- - Friday, August 8, 2014

I was never a fan of Richard Nixon; I did not trust the man. Yet I took inspiration from the final words he spoke as president of the United States.

He resigned the presidency 40 years ago, on Aug. 9, 1974. I was reporting developments from a distance as a young political reporter in Oklahoma.

Articles of impeachment were pending. They had been approved by the Judiciary Committee but not yet acted upon by the House of Representatives. He was accused of obstructing justice regarding the Watergate scandals.

There were plenty of parallels with how today’s Obama White House works aggressively to conceal information from the press and the public. In the Nixon era, like peeling back the layers of an onion, scandals were gradually revealed that the White House wanted buried. But the Supreme Court ruled against the president’s claims of executive privilege and cover ups of the truth came out through the courts and through hearings in Congress. These included presidential abuses of power, enemies lists and more.

Nixon’s impeachment by the House had become inevitable. His possible removal from office by the Senate was less certain but definitely might have occurred. In announcing that he instead would resign, Nixon correctly noted that the drama would have stalled all other activity in Washington.

The nation benefited from Nixon’s resignation and his legacy did as well. It was more honorable than being forcibly removed from office.

What penetrated the high drama and touched my heart were his very final words, the very last three minutes publicly spoken by President Nixon as he addressed White House staff in the East Room, broadcast to the nation on television. The veneer slipped away and Nixon spoke from the heart; I was moved to tears.

After praising his own parents, Nixon recounted how President Teddy Roosevelt as a young man felt that the light had left his life when his daughter died. Yet T.R. rebounded. Then Nixon spoke of the ups and downs of his own life:

“… because the greatness comes not when things go always good for you, but the greatness comes and you are really tested, when you take some knocks, some disappointments, when sadness comes, because only if you have been in the deepest valley can you ever know how magnificent it is to be on the highest mountain.

“And so I say to you on this occasion, as we leave, we leave proud of the people who have stood by us and worked for us and served this country. We want you to be proud of what you have done. We want you to continue to serve in government, if that is your wish.

“Always give your best, never get discouraged, never be petty; always remember, others may hate you, but those who hate you don’t win unless you hate them, and then you destroy yourself.

And so, we leave with high hopes, in good spirit, and with deep humility, and with very much gratefulness in our hearts.”

Many rejoiced with Nixon’s departure from the White House. Yet despite my lack of trust for him, his final words left me with an inspiration and an appreciation for his perseverance. They touched my heart and I cried for the man and his family.

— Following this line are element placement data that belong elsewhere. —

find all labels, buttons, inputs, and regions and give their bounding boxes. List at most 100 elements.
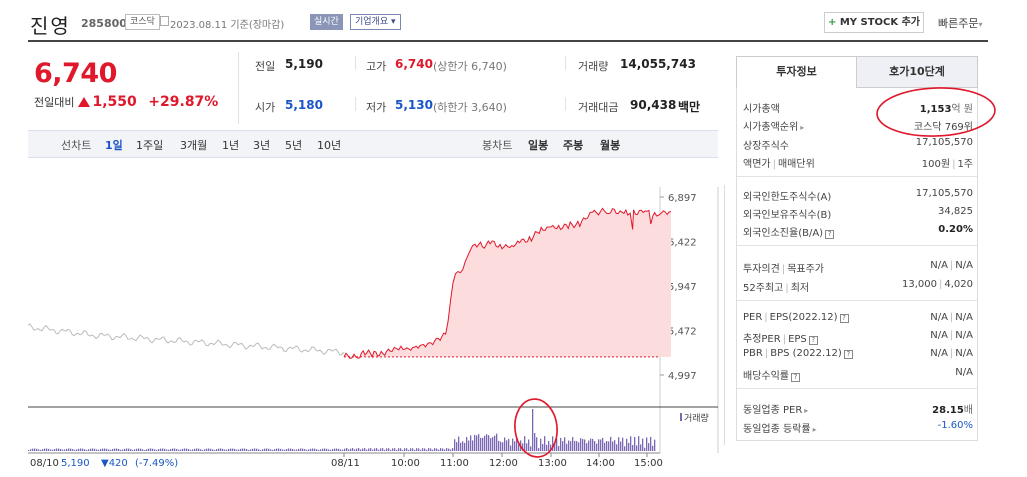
tab-1y[interactable]: 1년	[222, 139, 240, 152]
volume-bar	[304, 449, 306, 451]
volume-bar	[302, 448, 304, 451]
volume-bar	[492, 437, 494, 451]
price-chart[interactable]: 6,897 6,422 5,947 5,472 4,997 거래량 08/11 10:00…	[28, 185, 728, 470]
volume-bar	[38, 449, 40, 451]
volume-bar	[340, 449, 342, 451]
volume-bar	[160, 448, 162, 451]
help-icon[interactable]: ?	[791, 373, 800, 382]
volume-bar	[598, 439, 600, 451]
volume-bar	[484, 435, 486, 451]
volume-bar	[538, 448, 540, 451]
chevron-down-icon: ▾	[978, 20, 983, 29]
bps-label: BPS (2022.12)	[770, 348, 842, 359]
volume-bar	[476, 435, 478, 451]
volume-bar	[268, 448, 270, 451]
volume-bar	[112, 448, 114, 451]
volume-bar	[574, 440, 576, 451]
tab-orderbook[interactable]: 호가10단계	[857, 56, 978, 88]
volume-bar	[306, 449, 308, 451]
change-pct: +29.87%	[148, 94, 219, 110]
volume-bar	[636, 445, 638, 451]
add-mystock-button[interactable]: + MY STOCK 추가	[824, 12, 924, 33]
tab-1w[interactable]: 1주일	[136, 139, 164, 152]
volume-bar	[40, 449, 42, 451]
realtime-button[interactable]: 실시간	[310, 14, 343, 30]
volume-bar	[544, 436, 546, 451]
volume-bar	[46, 448, 48, 451]
volume-bar	[422, 448, 424, 451]
dividend-value: N/A	[955, 367, 973, 378]
volume-legend-swatch	[680, 413, 682, 421]
volume-bar	[358, 448, 360, 451]
volume-bar	[190, 449, 192, 451]
volume-bar	[208, 448, 210, 451]
volume-bar	[274, 449, 276, 451]
price-area	[344, 208, 671, 359]
help-icon[interactable]: ?	[825, 230, 835, 239]
volume-bar	[280, 448, 282, 451]
volume-bar	[326, 448, 328, 451]
volume-bar	[70, 448, 72, 451]
invest-info-panel: 시가총액 1,153억 원 시가총액순위 ▸ 코스닥 769위 상장주식수 17,105…	[736, 88, 978, 441]
volume-bar	[558, 445, 560, 451]
y-tick-label: 5,947	[668, 282, 697, 293]
shares-value: 17,105,570	[915, 137, 973, 148]
volume-bar	[90, 448, 92, 451]
volume-bar	[122, 449, 124, 451]
market-cap-rank-row[interactable]: 시가총액순위 ▸ 코스닥 769위	[743, 116, 973, 134]
foreign-hold-row: 외국인보유주식수(B) 34,825	[743, 204, 973, 222]
volume-bar	[444, 449, 446, 451]
volume-bar	[200, 449, 202, 451]
volume-bar	[650, 436, 652, 451]
invest-tabs: 투자정보 호가10단계	[736, 56, 978, 88]
quick-order-button[interactable]: 빠른주문▾	[938, 15, 983, 31]
volume-bar	[212, 449, 214, 451]
volume-bar	[506, 440, 508, 451]
tab-10y[interactable]: 10년	[317, 139, 342, 152]
volume-bar	[420, 449, 422, 451]
volume-bar	[536, 437, 538, 451]
volume-bar	[58, 448, 60, 451]
volume-bar	[110, 449, 112, 451]
volume-bar	[204, 449, 206, 451]
tab-5y[interactable]: 5년	[285, 139, 303, 152]
sector-per-row[interactable]: 동일업종 PER ▸ 28.15배	[743, 399, 973, 417]
volume-bar	[410, 448, 412, 451]
tab-3y[interactable]: 3년	[253, 139, 271, 152]
help-icon[interactable]: ?	[839, 314, 849, 323]
company-info-button[interactable]: 기업개요 ▾	[350, 14, 401, 30]
prev-day-line	[28, 323, 345, 356]
volume-bar	[330, 449, 332, 451]
sector-change-value: -1.60%	[937, 420, 973, 431]
tab-weekly[interactable]: 주봉	[563, 139, 584, 152]
chevron-right-icon: ▸	[804, 406, 809, 415]
sector-change-row[interactable]: 동일업종 등락률 ▸ -1.60%	[743, 418, 973, 436]
help-icon[interactable]: ?	[808, 336, 818, 345]
tab-invest-info[interactable]: 투자정보	[736, 56, 857, 88]
volume-bar	[646, 437, 648, 451]
volume-bar	[62, 449, 64, 451]
volume-bar	[206, 448, 208, 451]
volume-bar	[494, 435, 496, 451]
tab-monthly[interactable]: 월봉	[600, 139, 621, 152]
sector-change-label: 동일업종 등락률	[743, 424, 811, 435]
tab-1d[interactable]: 1일	[105, 139, 123, 152]
volume-bar	[368, 448, 370, 451]
volume-bar	[198, 448, 200, 451]
prev-day-change: ▼420	[101, 458, 128, 469]
volume-bar	[528, 439, 530, 451]
amount-unit: 백만	[678, 100, 701, 114]
volume-label: 거래량	[578, 60, 609, 73]
tab-daily[interactable]: 일봉	[528, 139, 549, 152]
volume-bar	[632, 444, 634, 451]
tab-3m[interactable]: 3개월	[180, 139, 208, 152]
volume-bar	[564, 437, 566, 451]
volume-bar	[136, 448, 138, 451]
volume-bar	[442, 448, 444, 451]
y-tick-label: 4,997	[668, 371, 697, 382]
opinion-value: N/A	[930, 260, 948, 271]
chevron-down-icon: ▾	[391, 17, 396, 27]
quote-divider	[355, 97, 356, 111]
volume-bar	[88, 449, 90, 451]
help-icon[interactable]: ?	[843, 350, 853, 359]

Richard M. Nixon achieved the presidency not through a whirlwind of hype but through a lifetime slog through adversity. After coming through the ranks and surviving controversies as congressman, senator and Dwight Eisenhower’s vice president, he lost the 1960 presidential campaign to John F. Kennedy. After he then lost the 1962 governor’s race in California, he told the press they “wouldn’t have Nixon to kick around anymore.” Yet he came back and was elected president in 1968.

Anyone and everyone can remember Nixon for what he did wrong. But we also can learn by remembering and admiring his determination. True grit.